Selbst in einem Staat herrschende allgemein schlechte Verhältnisse oder bürgerkriegsähnliche Zustände begründen für sich alleine noch keine Verfolgungsgefahr im Sinne der Genfer Flüchtlingskonvention. Um eine Verfolgung im Sinne des AsylG erfolgreich geltend zu machen, bedarf es einer zusätzlichen, auf asylrelevante Gründe gestützten Gefährdung des Asylwerbers, die über die gleichermaßen die anderen Staatsbürger des Herkunftsstaates treffenden Unbilligkeiten hinaus geht (VwGH 19.10.2000, 98/20/0233).

 

Die Voraussetzungen für die Erteilung von Asyl sind daher nicht gegeben.
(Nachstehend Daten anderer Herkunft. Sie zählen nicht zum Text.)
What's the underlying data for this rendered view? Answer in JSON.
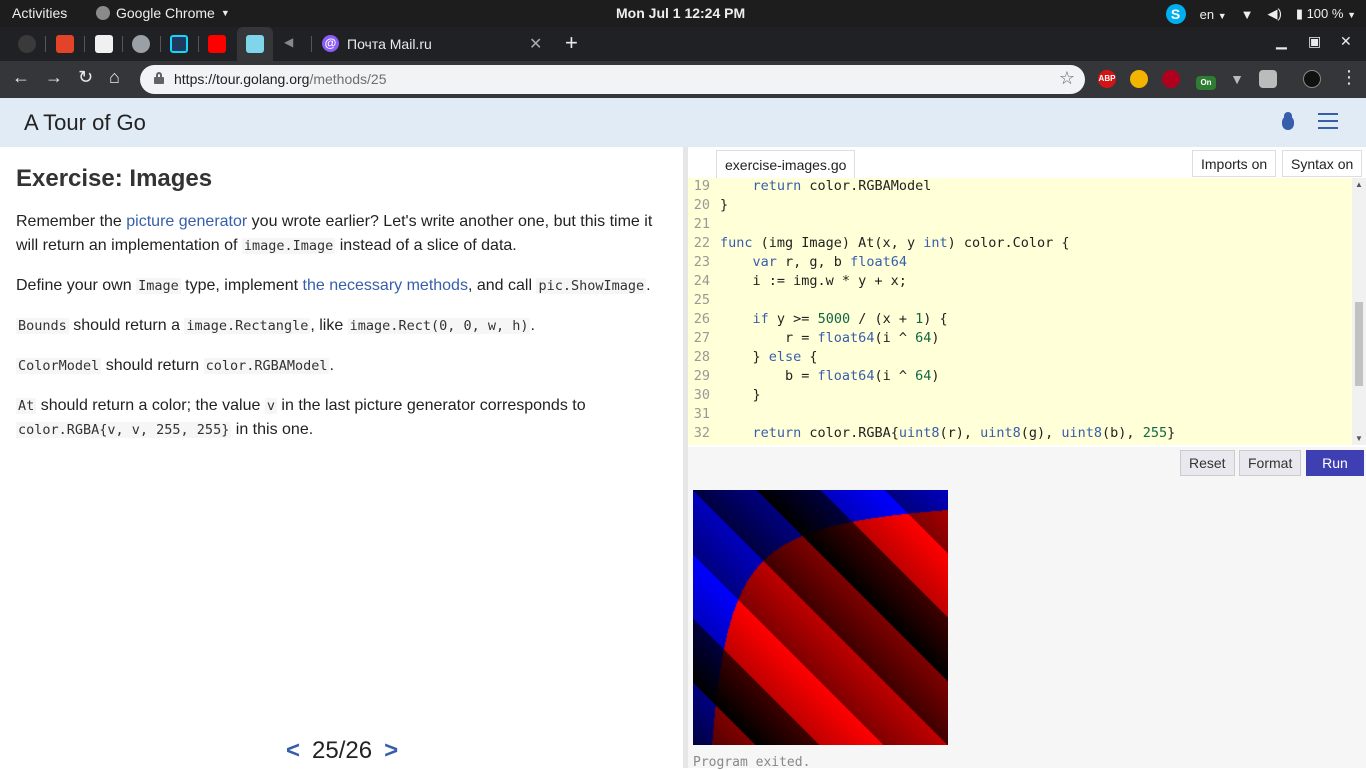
{
  "system_bar": {
    "activities": "Activities",
    "app_name": "Google Chrome",
    "clock": "Mon Jul 1  12:24 PM",
    "language": "en",
    "battery": "100 %"
  },
  "browser": {
    "mail_tab_title": "Почта Mail.ru",
    "url_host": "https://tour.golang.org",
    "url_path": "/methods/25",
    "extensions": [
      "ABP",
      "On"
    ]
  },
  "tour": {
    "site_title": "A Tour of Go",
    "heading": "Exercise: Images",
    "p1_a": "Remember the ",
    "p1_link": "picture generator",
    "p1_b": " you wrote earlier? Let's write another one, but this time it will return an implementation of ",
    "p1_code": "image.Image",
    "p1_c": " instead of a slice of data.",
    "p2_a": "Define your own ",
    "p2_code1": "Image",
    "p2_b": " type, implement ",
    "p2_link": "the necessary methods",
    "p2_c": ", and call ",
    "p2_code2": "pic.ShowImage",
    "p2_d": ".",
    "p3_code1": "Bounds",
    "p3_a": " should return a ",
    "p3_code2": "image.Rectangle",
    "p3_b": ", like ",
    "p3_code3": "image.Rect(0, 0, w, h)",
    "p3_c": ".",
    "p4_code1": "ColorModel",
    "p4_a": " should return ",
    "p4_code2": "color.RGBAModel",
    "p4_b": ".",
    "p5_code1": "At",
    "p5_a": " should return a color; the value ",
    "p5_code2": "v",
    "p5_b": " in the last picture generator corresponds to ",
    "p5_code3": "color.RGBA{v, v, 255, 255}",
    "p5_c": " in this one.",
    "pager_prev": "<",
    "pager_pos": "25/26",
    "pager_next": ">"
  },
  "editor": {
    "file_tab": "exercise-images.go",
    "imports_btn": "Imports on",
    "syntax_btn": "Syntax on",
    "lines": [
      {
        "n": "19",
        "t": "    return color.RGBAModel"
      },
      {
        "n": "20",
        "t": "}"
      },
      {
        "n": "21",
        "t": ""
      },
      {
        "n": "22",
        "t": "func (img Image) At(x, y int) color.Color {"
      },
      {
        "n": "23",
        "t": "    var r, g, b float64"
      },
      {
        "n": "24",
        "t": "    i := img.w * y + x;"
      },
      {
        "n": "25",
        "t": ""
      },
      {
        "n": "26",
        "t": "    if y >= 5000 / (x + 1) {"
      },
      {
        "n": "27",
        "t": "        r = float64(i ^ 64)"
      },
      {
        "n": "28",
        "t": "    } else {"
      },
      {
        "n": "29",
        "t": "        b = float64(i ^ 64)"
      },
      {
        "n": "30",
        "t": "    }"
      },
      {
        "n": "31",
        "t": ""
      },
      {
        "n": "32",
        "t": "    return color.RGBA{uint8(r), uint8(g), uint8(b), 255}"
      }
    ],
    "reset_btn": "Reset",
    "format_btn": "Format",
    "run_btn": "Run",
    "output_text": "Program exited."
  }
}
Aus diesem Grund war die Beschwerde gegen Spruchpunkt I. des angefochtenen Bescheides gemäß § 28 Abs. 2 VwGVG iVm § 3 Abs 1 AsylG als unbegründet abzuweisen.

 

Der von BF1 und BF2 in der mündlichen Verhandlung vorgebrachten weiteren Fluchtgründe der Verfolgung aufgrund der Verweigerung einer Zusammenarbeit mit der Regierung (BF1) bzw. der Tätigkeit von BF2 als Journalistin sind - wie unter 2.3. ausgeführt - weder glaubhaft noch kommen sie aufgrund des Neuerungsverbotes zum Tragen.

 

Zu B) Unzulässigkeit der Revision:

 

Gemäß § 25a Abs 1 VwGG hat das Verwaltungsgericht im Spruch seines Erkenntnisses oder Beschlusses auszusprechen, ob die Revision gemäß Art. 133 Abs. 4 B-VG zulässig ist. Der Ausspruch ist kurz zu begründen.

 

Die Revision ist gemäß Art 133 Abs 4 B-VG nicht zulässig, weil die Entscheidung nicht von der Lösung einer Rechtsfrage abhängt, der grundsätzliche Bedeutung zukommt. Weder weicht die gegenständliche Entscheidung von der bisherigen Rechtsprechung des Verwaltungsgerichtshofes ab, noch fehlt es an einer Rechtsprechung; weiters ist die vorliegende Rechtsprechung des Verwaltungsgerichtshofes auch nicht als uneinheitlich zu beurteilen. Auch liegen keine sonstigen Hinweise auf eine grundsätzliche Bedeutung der zu lösenden Rechtsfrage vor.

 

Im gegenständlichen Fall wurde keine Rechtsfrage von grundsätzlicher Bedeutung aufgeworfen. Die vorliegende Entscheidung basiert auf den oben genannten Entscheidungen des Verwaltungsgerichtshofes.